サラヤ株式会社は、消毒剤や洗剤などを製造するメーカーです。
創業当初から環境に配慮した考えを製品に反映しており、2004年の段階からボルネオ島での環境保全活動に着手しています。

RSPOについてもいち早く加盟しており、2010年にはRSPO認証のパーム油を使った製品を開発し、販売に至りました。
現在は、業務用を含めた400種類の商品がRSPO認証を取得しているほどです。

参照元:日本企業の認証パーム油の取り組み 日本の製造業でサラヤが1位|サラヤ株式会社

味の素株式会社の取り組み

調味料でもおなじみの味の素株式会社も、2012年8月にRSPOに加盟しています。
2016年の段階でグループ全体の認証油の使用実績は約9%ですが、2020年までには100%の使用率を目指すための目標が掲げられました。

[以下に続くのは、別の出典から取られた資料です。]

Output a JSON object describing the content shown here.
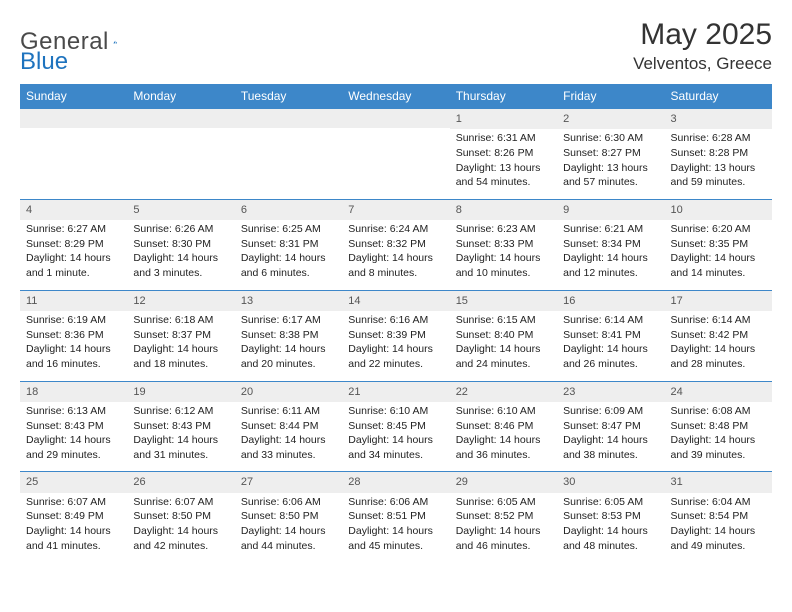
{
  "logo": {
    "word1": "General",
    "word2": "Blue"
  },
  "title": "May 2025",
  "location": "Velventos, Greece",
  "colors": {
    "header_bg": "#3d87c9",
    "header_fg": "#ffffff",
    "row_border": "#3d87c9",
    "daynum_bg": "#eeeeee",
    "logo_blue": "#1e73be"
  },
  "weekdays": [
    "Sunday",
    "Monday",
    "Tuesday",
    "Wednesday",
    "Thursday",
    "Friday",
    "Saturday"
  ],
  "weeks": [
    [
      null,
      null,
      null,
      null,
      {
        "n": "1",
        "sr": "Sunrise: 6:31 AM",
        "ss": "Sunset: 8:26 PM",
        "d1": "Daylight: 13 hours",
        "d2": "and 54 minutes."
      },
      {
        "n": "2",
        "sr": "Sunrise: 6:30 AM",
        "ss": "Sunset: 8:27 PM",
        "d1": "Daylight: 13 hours",
        "d2": "and 57 minutes."
      },
      {
        "n": "3",
        "sr": "Sunrise: 6:28 AM",
        "ss": "Sunset: 8:28 PM",
        "d1": "Daylight: 13 hours",
        "d2": "and 59 minutes."
      }
    ],
    [
      {
        "n": "4",
        "sr": "Sunrise: 6:27 AM",
        "ss": "Sunset: 8:29 PM",
        "d1": "Daylight: 14 hours",
        "d2": "and 1 minute."
      },
      {
        "n": "5",
        "sr": "Sunrise: 6:26 AM",
        "ss": "Sunset: 8:30 PM",
        "d1": "Daylight: 14 hours",
        "d2": "and 3 minutes."
      },
      {
        "n": "6",
        "sr": "Sunrise: 6:25 AM",
        "ss": "Sunset: 8:31 PM",
        "d1": "Daylight: 14 hours",
        "d2": "and 6 minutes."
      },
      {
        "n": "7",
        "sr": "Sunrise: 6:24 AM",
        "ss": "Sunset: 8:32 PM",
        "d1": "Daylight: 14 hours",
        "d2": "and 8 minutes."
      },
      {
        "n": "8",
        "sr": "Sunrise: 6:23 AM",
        "ss": "Sunset: 8:33 PM",
        "d1": "Daylight: 14 hours",
        "d2": "and 10 minutes."
      },
      {
        "n": "9",
        "sr": "Sunrise: 6:21 AM",
        "ss": "Sunset: 8:34 PM",
        "d1": "Daylight: 14 hours",
        "d2": "and 12 minutes."
      },
      {
        "n": "10",
        "sr": "Sunrise: 6:20 AM",
        "ss": "Sunset: 8:35 PM",
        "d1": "Daylight: 14 hours",
        "d2": "and 14 minutes."
      }
    ],
    [
      {
        "n": "11",
        "sr": "Sunrise: 6:19 AM",
        "ss": "Sunset: 8:36 PM",
        "d1": "Daylight: 14 hours",
        "d2": "and 16 minutes."
      },
      {
        "n": "12",
        "sr": "Sunrise: 6:18 AM",
        "ss": "Sunset: 8:37 PM",
        "d1": "Daylight: 14 hours",
        "d2": "and 18 minutes."
      },
      {
        "n": "13",
        "sr": "Sunrise: 6:17 AM",
        "ss": "Sunset: 8:38 PM",
        "d1": "Daylight: 14 hours",
        "d2": "and 20 minutes."
      },
      {
        "n": "14",
        "sr": "Sunrise: 6:16 AM",
        "ss": "Sunset: 8:39 PM",
        "d1": "Daylight: 14 hours",
        "d2": "and 22 minutes."
      },
      {
        "n": "15",
        "sr": "Sunrise: 6:15 AM",
        "ss": "Sunset: 8:40 PM",
        "d1": "Daylight: 14 hours",
        "d2": "and 24 minutes."
      },
      {
        "n": "16",
        "sr": "Sunrise: 6:14 AM",
        "ss": "Sunset: 8:41 PM",
        "d1": "Daylight: 14 hours",
        "d2": "and 26 minutes."
      },
      {
        "n": "17",
        "sr": "Sunrise: 6:14 AM",
        "ss": "Sunset: 8:42 PM",
        "d1": "Daylight: 14 hours",
        "d2": "and 28 minutes."
      }
    ],
    [
      {
        "n": "18",
        "sr": "Sunrise: 6:13 AM",
        "ss": "Sunset: 8:43 PM",
        "d1": "Daylight: 14 hours",
        "d2": "and 29 minutes."
      },
      {
        "n": "19",
        "sr": "Sunrise: 6:12 AM",
        "ss": "Sunset: 8:43 PM",
        "d1": "Daylight: 14 hours",
        "d2": "and 31 minutes."
      },
      {
        "n": "20",
        "sr": "Sunrise: 6:11 AM",
        "ss": "Sunset: 8:44 PM",
        "d1": "Daylight: 14 hours",
        "d2": "and 33 minutes."
      },
      {
        "n": "21",
        "sr": "Sunrise: 6:10 AM",
        "ss": "Sunset: 8:45 PM",
        "d1": "Daylight: 14 hours",
        "d2": "and 34 minutes."
      },
      {
        "n": "22",
        "sr": "Sunrise: 6:10 AM",
        "ss": "Sunset: 8:46 PM",
        "d1": "Daylight: 14 hours",
        "d2": "and 36 minutes."
      },
      {
        "n": "23",
        "sr": "Sunrise: 6:09 AM",
        "ss": "Sunset: 8:47 PM",
        "d1": "Daylight: 14 hours",
        "d2": "and 38 minutes."
      },
      {
        "n": "24",
        "sr": "Sunrise: 6:08 AM",
        "ss": "Sunset: 8:48 PM",
        "d1": "Daylight: 14 hours",
        "d2": "and 39 minutes."
      }
    ],
    [
      {
        "n": "25",
        "sr": "Sunrise: 6:07 AM",
        "ss": "Sunset: 8:49 PM",
        "d1": "Daylight: 14 hours",
        "d2": "and 41 minutes."
      },
      {
        "n": "26",
        "sr": "Sunrise: 6:07 AM",
        "ss": "Sunset: 8:50 PM",
        "d1": "Daylight: 14 hours",
        "d2": "and 42 minutes."
      },
      {
        "n": "27",
        "sr": "Sunrise: 6:06 AM",
        "ss": "Sunset: 8:50 PM",
        "d1": "Daylight: 14 hours",
        "d2": "and 44 minutes."
      },
      {
        "n": "28",
        "sr": "Sunrise: 6:06 AM",
        "ss": "Sunset: 8:51 PM",
        "d1": "Daylight: 14 hours",
        "d2": "and 45 minutes."
      },
      {
        "n": "29",
        "sr": "Sunrise: 6:05 AM",
        "ss": "Sunset: 8:52 PM",
        "d1": "Daylight: 14 hours",
        "d2": "and 46 minutes."
      },
      {
        "n": "30",
        "sr": "Sunrise: 6:05 AM",
        "ss": "Sunset: 8:53 PM",
        "d1": "Daylight: 14 hours",
        "d2": "and 48 minutes."
      },
      {
        "n": "31",
        "sr": "Sunrise: 6:04 AM",
        "ss": "Sunset: 8:54 PM",
        "d1": "Daylight: 14 hours",
        "d2": "and 49 minutes."
      }
    ]
  ]
}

また、2016年に開催された、The Consumer Goods Forum(CGF)主催「JAPAN DAY」では、パーム油特別セッションに食品企業代表として登壇しています。

参照元:持続可能なパーム油への取り組み|味の素株式会社

花王株式会社

洗剤や石鹸で有名な花王株式会社では、2025年を目標にRSPO認証のパーム油使用の拡大や、NGOと協働して行う小規模農園までのトレーサビリティ完了を掲げています。

特に力を入れているのが、インドネシアの独立小規模農園に関するサポートです。
現在、独立小規模農園は生産力が低く、技術力も乏しい上に、経済的にも厳しいといったデメリットがあります。

花王株式会社では、2030年までには約5,000の農家に対して、教育専門チームが行う生産向上のための技術指導やRSPOに関する教育を行い、課題の本質を解決するためのトレーニングプログラムを開始しました。

参照元:持続可能なパーム油調達への取り組み(ハイリスクサプライチェーンへの取り組み)|花王株式会社

まとめ

まとめ

パーム油という固有名詞を聞いただけでは聞きなれないため、ピンとこない人も多いでしょう。
しかし、私たちの生活には欠かせない製品であり、加えて大きな問題を抱えている点も見逃せません。

森がなくなったことで、環境は大きく変わり、動物たちも住処を失いました。
その一方で、パーム油の生産で生計を立てている現地の人も多く存在します。
そして私たちも、パーム油がなくなれば現代の生活を維持することはできないでしょう。

全てのバランスを取るためには、持続可能なパーム油の生産が欠かせません。
この先、多くの企業がRSPOに向き合っていくでしょう。
それに伴い、私たち消費者も認証されたパーム油を選ぶことに意識を向ける必要があります。

小さな行動が熱帯雨林の未来を救い、地球全体の温暖化にも影響していくでしょう。